To Gore’s discomfort and perplexity, he had been getting phone calls from Rosalind, now a student at Vassar. He discouraged her. There was a handsome, red-haired Southern boy in the barracks who could neither read nor write. “When I was CQ, he’d often stay in the hut rather than go to Colorado Springs, and I’d tell him stories, like a child. I even tried Shakespeare on him. Romeo and Juliet. He loved the plot…. The verse, what I could recall, moved him, and he would play idly with what he called his ‘fuck-pole,’ but in no provocative way…. There was a great deal of [same-sex] sex going on. In the States it was dangerous on post. But in nearby Colorado Springs there were many men eager to know us, and once, as I was blown by an old man of, perhaps, thirty—my absolute cutoff age—he offered me ten dollars, which I took.” With raging hormones, after the comparative asceticism of Exeter and the exhausting regimen at VMI, he now had the energy and opportunity for sexual encounters. “Having discreet sex with strangers didn’t begin until I was in the Army…. But the great promiscuity began in Colorado Springs.” The excitement was in anonymity, transgression, the almost infinite opportunity for pleasure without the tedium of establishing a relationship or the danger of entanglements.
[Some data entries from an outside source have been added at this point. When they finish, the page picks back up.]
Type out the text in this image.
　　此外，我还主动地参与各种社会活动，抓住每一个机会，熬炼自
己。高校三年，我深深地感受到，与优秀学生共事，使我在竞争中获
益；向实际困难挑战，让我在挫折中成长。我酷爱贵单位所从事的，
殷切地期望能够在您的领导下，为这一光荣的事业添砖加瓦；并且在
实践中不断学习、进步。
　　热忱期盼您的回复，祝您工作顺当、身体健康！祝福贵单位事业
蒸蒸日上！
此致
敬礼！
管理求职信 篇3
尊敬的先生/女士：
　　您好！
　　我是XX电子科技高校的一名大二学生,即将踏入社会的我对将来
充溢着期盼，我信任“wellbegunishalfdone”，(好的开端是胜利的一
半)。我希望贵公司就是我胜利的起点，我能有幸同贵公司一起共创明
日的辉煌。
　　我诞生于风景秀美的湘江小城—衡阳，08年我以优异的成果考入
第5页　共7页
There were few or no queens in sight. Most of those in uniform sexually active with other men looked and spoke like men who were sexually active with women only. Gore, eighteen, lanky, almost six feet tall, with a deep baritone voice, actually had only two sexual escapades in Colorado Springs, one at the Broadmoor, one in town. They seemed to him just as natural as his relationship with Rosalind had been. If the world chose to see it differently, it was the world that was at fault.